A recente nomeação do escritor, filósofo e ativista Ailton Krenak como membro da Academia Brasileira de Letras (ABL) é vista como surpreendente por ele, considerando que a instituição tem como foco principal a língua portuguesa. Krenak conquistou a posição de ser o primeiro indígena a ocupar uma cadeira na ABL, após ser eleito na quinta-feira (5), com o apoio de 23 votos.
“A academia é de língua portuguesa, então, admitir o Ailton lá é admitir mais ou menos 200 línguas diferentes”, disse
“Isso não é brincadeira, é como se a academia tivesse se abrindo para uma multiplicidade de diálogos que implicaria traduzir os textos para dezenas de línguas nativas”, observa o escritor que completou 70 anos no último dia 29.
Ailton Krenak se disse “muito surpreso” com a escolha de seu nome para a cadeira de número 5 da academia: “eu fiquei muito surpreso com a minha admissão neste lugar que, historicamente, nunca se abriu para a diversidade das culturas dos povos originários”.
Um fato que confirma a surpresa é que o escritor não acompanhou a votação na sede da ABL. Ele estava em um táxi, quando recebeu a ligação do presidente da academia, Merval Pereira, com a notícia de que fora eleito.
Para o mineiro de Itabirinha, na região do Vale do Rio Doce, o resultado da eleição rompe uma tradição na ABL. “A academia é uma instituição da lusofonia, da língua portuguesa, ela vigia o bom desenvolvimento da língua portuguesa. O Brasil é um país colonizado onde eu nasci, onde outros parentes nasceram de várias etnias”, diz.
Direito na Constituição
Krenak, autor de obras notáveis como “Ideias para adiar o fim do mundo” (2019), “A vida não é útil” (2020), “Futuro ancestral” (2022), “Lugares de origem” (2021) e muitas outras, é conhecido não apenas por sua produção literária, mas também por seu ativismo socioambiental e em defesa dos direitos dos povos indígenas. Um dos momentos emblemáticos em sua trajetória ocorreu durante a Assembleia Constituinte, em Brasília, no ano de 1987.
Naquela ocasião, representando a União das Nações Indígenas, Krenak subiu ao púlpito vestindo um terno claro e com o rosto pintado de preto, em uma manifestação de crítica à postura anti-indígena que observava nas discussões parlamentares. Ele desempenhou um papel ativo na luta pela inclusão na Constituição brasileira de garantias aos direitos indígenas relacionados à cultura e à terra.

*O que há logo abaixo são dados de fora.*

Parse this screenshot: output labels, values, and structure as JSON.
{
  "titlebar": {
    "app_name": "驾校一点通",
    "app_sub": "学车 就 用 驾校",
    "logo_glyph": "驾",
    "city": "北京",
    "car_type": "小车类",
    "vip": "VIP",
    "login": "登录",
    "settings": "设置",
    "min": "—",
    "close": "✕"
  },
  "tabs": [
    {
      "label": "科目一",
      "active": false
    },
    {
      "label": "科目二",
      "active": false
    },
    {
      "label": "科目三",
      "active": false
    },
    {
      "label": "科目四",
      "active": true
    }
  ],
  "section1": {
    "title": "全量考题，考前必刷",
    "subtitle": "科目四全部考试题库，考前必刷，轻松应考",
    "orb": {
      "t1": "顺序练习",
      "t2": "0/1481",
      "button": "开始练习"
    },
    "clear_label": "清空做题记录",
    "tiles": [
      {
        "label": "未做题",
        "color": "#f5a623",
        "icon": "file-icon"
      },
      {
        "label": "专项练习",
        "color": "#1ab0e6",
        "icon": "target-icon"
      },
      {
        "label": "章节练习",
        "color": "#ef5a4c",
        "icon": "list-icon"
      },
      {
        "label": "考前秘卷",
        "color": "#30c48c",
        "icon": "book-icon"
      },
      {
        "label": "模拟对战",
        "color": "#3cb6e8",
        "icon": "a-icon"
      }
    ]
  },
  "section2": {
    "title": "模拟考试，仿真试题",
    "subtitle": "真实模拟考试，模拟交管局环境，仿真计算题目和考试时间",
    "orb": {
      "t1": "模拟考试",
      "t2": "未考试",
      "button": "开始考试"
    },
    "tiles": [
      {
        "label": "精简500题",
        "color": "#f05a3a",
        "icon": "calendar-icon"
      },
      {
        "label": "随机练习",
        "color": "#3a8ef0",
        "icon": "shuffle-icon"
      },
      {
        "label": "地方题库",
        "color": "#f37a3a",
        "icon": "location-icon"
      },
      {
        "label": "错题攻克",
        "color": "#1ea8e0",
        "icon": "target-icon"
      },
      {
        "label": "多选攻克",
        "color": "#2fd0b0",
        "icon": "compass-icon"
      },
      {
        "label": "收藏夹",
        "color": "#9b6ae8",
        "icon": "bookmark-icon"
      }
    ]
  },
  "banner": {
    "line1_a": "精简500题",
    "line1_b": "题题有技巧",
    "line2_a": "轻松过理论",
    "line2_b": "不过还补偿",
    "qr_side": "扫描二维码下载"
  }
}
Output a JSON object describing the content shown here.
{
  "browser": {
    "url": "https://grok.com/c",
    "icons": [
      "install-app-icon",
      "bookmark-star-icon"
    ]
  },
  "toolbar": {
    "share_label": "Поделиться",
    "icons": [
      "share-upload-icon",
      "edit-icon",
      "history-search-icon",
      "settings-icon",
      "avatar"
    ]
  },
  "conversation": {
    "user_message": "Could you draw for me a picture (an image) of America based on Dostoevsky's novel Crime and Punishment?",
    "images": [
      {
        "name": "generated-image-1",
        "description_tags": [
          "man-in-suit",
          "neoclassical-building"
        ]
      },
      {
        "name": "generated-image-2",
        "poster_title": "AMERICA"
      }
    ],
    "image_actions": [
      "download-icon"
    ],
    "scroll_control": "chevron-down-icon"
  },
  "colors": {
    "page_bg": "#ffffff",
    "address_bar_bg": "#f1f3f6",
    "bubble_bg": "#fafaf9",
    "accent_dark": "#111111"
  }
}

Curiosamente, sua eleição para a Academia Brasileira de Letras (ABL) coincidiu com o 35º aniversário da Constituição. Após mais de três décadas, Krenak considera que a Constituição Cidadã continua sendo de importância fundamental para os povos originários. Ele destaca também o papel do Supremo Tribunal Federal (STF) na proteção e cumprimento dos direitos assegurados por essa lei. “Se não fosse assim, os povos indígenas teriam sido triturados”.
Exemplo
O recém-eleito membro da Academia Brasileira de Letras (ABL), preocupado com o legado que deixará para os representantes das comunidades indígenas, enfatiza que seu objetivo é oferecer um exemplo, mais do que uma simples mensagem.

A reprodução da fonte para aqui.